Poszedłem na rower z 3 kumplami. Siedziałem gdzieś z kumplem, gadaliśmy i przyjechało 5 lasek ze szkoły do jakiegoś domu. Potem staliśmy na chodniku. Ja, Wojtek i Dawid na skuterze Adama i Mateusza pojechaliśmy w stronę dąbrowskiego. Potem szliśmy pieszo i gadaliśmy o laskach, i zobaczyliśmy, że pod jakimś domem siedzą 2 laski. Pękła mi opona w rowerze. Dalej była nasza klasa na autostradzie i reszta szkoły dookoła. Było słychać jak nauczycielka każe komuś zejść z drogi. Potem pojechałem do szkoły która była moim domem. Był bal 3 klasistów. Poszedłem szukać roweru. Dużo osób sprzątało po balu. Gadałem z jakimś pracownikiem o rowerze. Przeglądał worki ale go nie znalazł. Trochę się załamałem. Poszedłem do salonu mojego domu, który był szkołą. Wszedł ten pracownik z jakimś Niemcem, który niósł strzykawkę dla kolegi.

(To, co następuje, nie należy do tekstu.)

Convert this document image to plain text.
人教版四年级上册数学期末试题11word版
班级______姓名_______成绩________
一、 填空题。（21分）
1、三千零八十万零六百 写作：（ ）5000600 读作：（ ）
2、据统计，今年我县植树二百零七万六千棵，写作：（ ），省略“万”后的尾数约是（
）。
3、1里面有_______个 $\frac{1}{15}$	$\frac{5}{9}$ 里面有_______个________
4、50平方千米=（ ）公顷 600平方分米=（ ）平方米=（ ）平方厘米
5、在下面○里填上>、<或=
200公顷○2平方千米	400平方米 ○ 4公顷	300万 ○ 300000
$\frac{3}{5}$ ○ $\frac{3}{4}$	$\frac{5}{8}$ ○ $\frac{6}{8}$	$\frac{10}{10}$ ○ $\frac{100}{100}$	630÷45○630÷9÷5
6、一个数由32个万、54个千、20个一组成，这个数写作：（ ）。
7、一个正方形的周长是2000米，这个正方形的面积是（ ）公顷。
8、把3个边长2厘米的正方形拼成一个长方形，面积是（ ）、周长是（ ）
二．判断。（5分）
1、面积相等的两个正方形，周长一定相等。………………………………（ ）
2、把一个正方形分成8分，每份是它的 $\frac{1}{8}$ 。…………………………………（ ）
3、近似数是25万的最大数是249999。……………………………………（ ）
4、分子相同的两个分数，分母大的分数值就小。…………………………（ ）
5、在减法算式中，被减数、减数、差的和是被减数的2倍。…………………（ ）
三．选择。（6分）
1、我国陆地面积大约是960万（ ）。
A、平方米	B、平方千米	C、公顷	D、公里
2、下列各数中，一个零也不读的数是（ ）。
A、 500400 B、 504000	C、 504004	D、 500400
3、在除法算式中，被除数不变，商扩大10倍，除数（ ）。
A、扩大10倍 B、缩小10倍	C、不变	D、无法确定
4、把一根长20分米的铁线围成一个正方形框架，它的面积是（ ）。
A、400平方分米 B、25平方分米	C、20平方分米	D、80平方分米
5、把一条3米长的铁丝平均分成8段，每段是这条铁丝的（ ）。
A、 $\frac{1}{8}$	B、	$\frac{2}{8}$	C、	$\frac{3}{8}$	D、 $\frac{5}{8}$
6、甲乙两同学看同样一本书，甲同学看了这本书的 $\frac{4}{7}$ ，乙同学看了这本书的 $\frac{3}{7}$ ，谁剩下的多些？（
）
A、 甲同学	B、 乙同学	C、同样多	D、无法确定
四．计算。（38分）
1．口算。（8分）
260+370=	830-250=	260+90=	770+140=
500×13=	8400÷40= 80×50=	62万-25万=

Potem oni usiedli i wypili kawę po której musiałem posprzątać naczynia. Następnie gadali. Zeszli Dawid z Wojtkiem i włączyli TV leciał pornol.
Trochę to nie poukładane ale tak miałem zapisane. Fajnie mieć taki dziennik chociaż po to żeby się pośmiać ze starych snów.
@Rocket Slayer
Jak widać w moim śnie mój dom był szkołą

pamiętam z innych snów, że bardzo często jest moja najbliższa okolica w zmienionym kształcie.